I was going through an IEEE paper on Graph Neural Network Model (page 66) and there is one proof where I read
$\lVert (\partial\Theta/\partial x)(x,w) \rVert \geq (1-\mu)$ thus determinant of $(\partial\Theta/\partial x)(x,w)$ is not null.
Where $\Theta = x - F_w(x,l)$, $\Theta$ is a vector and $ \mu \in [0,1)$.
Now, I do not understand how they deduce that determinant will be not null on basis of the norm?
We have $(\partial \Theta/\partial x) = I - (\partial F_w/\partial x)$ in the paper.
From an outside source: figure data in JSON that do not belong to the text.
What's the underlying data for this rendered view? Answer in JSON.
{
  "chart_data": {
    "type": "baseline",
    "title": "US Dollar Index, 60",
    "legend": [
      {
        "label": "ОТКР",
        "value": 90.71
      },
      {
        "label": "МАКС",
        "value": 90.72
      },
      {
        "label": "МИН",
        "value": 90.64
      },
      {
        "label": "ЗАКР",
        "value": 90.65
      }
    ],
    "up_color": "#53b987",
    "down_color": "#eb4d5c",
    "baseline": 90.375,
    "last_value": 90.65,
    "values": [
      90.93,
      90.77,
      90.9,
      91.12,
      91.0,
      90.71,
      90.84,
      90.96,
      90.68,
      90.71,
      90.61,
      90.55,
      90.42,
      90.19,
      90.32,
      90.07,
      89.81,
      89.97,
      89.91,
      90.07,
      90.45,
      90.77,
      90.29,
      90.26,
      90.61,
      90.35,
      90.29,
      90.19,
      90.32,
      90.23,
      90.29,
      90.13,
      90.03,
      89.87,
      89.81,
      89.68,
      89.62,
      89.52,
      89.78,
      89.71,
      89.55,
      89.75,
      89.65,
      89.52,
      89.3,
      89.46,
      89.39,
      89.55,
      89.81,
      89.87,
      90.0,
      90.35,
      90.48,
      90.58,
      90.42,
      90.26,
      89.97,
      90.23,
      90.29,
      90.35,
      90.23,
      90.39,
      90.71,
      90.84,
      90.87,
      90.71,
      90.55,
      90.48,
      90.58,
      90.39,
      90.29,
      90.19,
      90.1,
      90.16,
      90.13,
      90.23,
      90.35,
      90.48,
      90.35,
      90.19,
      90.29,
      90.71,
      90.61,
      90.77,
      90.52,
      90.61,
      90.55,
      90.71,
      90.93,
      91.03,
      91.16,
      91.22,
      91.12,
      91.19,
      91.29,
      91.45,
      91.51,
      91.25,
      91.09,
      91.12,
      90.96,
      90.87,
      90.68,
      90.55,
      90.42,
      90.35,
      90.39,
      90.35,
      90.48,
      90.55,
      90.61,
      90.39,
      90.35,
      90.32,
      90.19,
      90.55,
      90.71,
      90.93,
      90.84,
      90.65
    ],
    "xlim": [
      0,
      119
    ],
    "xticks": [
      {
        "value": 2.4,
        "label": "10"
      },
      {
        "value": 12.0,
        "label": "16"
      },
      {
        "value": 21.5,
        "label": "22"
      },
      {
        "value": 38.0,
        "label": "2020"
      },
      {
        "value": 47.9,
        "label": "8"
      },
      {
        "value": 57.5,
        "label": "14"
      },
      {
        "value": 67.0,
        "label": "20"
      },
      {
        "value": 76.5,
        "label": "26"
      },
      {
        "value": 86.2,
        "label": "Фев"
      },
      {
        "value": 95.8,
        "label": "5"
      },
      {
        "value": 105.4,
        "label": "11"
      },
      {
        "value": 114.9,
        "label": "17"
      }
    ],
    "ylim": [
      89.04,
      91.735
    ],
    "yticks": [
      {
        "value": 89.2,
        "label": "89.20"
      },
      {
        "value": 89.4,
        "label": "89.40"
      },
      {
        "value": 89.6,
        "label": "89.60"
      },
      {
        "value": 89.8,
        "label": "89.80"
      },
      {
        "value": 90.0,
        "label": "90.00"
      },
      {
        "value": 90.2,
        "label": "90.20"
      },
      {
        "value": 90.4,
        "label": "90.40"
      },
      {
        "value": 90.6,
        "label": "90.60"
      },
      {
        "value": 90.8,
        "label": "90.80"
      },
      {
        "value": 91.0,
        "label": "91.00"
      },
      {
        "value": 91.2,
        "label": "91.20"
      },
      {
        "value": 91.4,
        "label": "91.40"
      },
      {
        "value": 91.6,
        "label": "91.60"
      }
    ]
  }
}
The authors claim that, since (a) $\|(\partial F_w/\partial x)\|\le\mu$ for some $0\le\mu<1$, we have (b) $\|(\partial \Theta/\partial x)\|\ge1-\mu$ and (in turn?) (c) the determinant of $(\partial \Theta/\partial x)$ is nonzero.
It is true that (a) implies (b). However, as you have already noticed, we cannot infer (c) from (b), because we cannot deduce from a matrix's norm that the determinant of that matrix is nonzero.
That said, we can still infer (c) from (a) from the well-known property of Neumann series: since $\|(\partial F_w/\partial x)\|<1$, the Neumann series $$ I+(\partial F_w/\partial x)+(\partial F_w/\partial x)^2+\cdots\tag{1} $$ converges and $$ \bigg(I-(\partial F_w/\partial x)\bigg)\bigg(I+(\partial F_w/\partial x)+(\partial F_w/\partial x)^2+\cdots\bigg)=I,\tag{2} $$ meaning that $(\partial \Theta/\partial x) = I - (\partial F_w/\partial x)$ is invertible and its determinant is nonzero.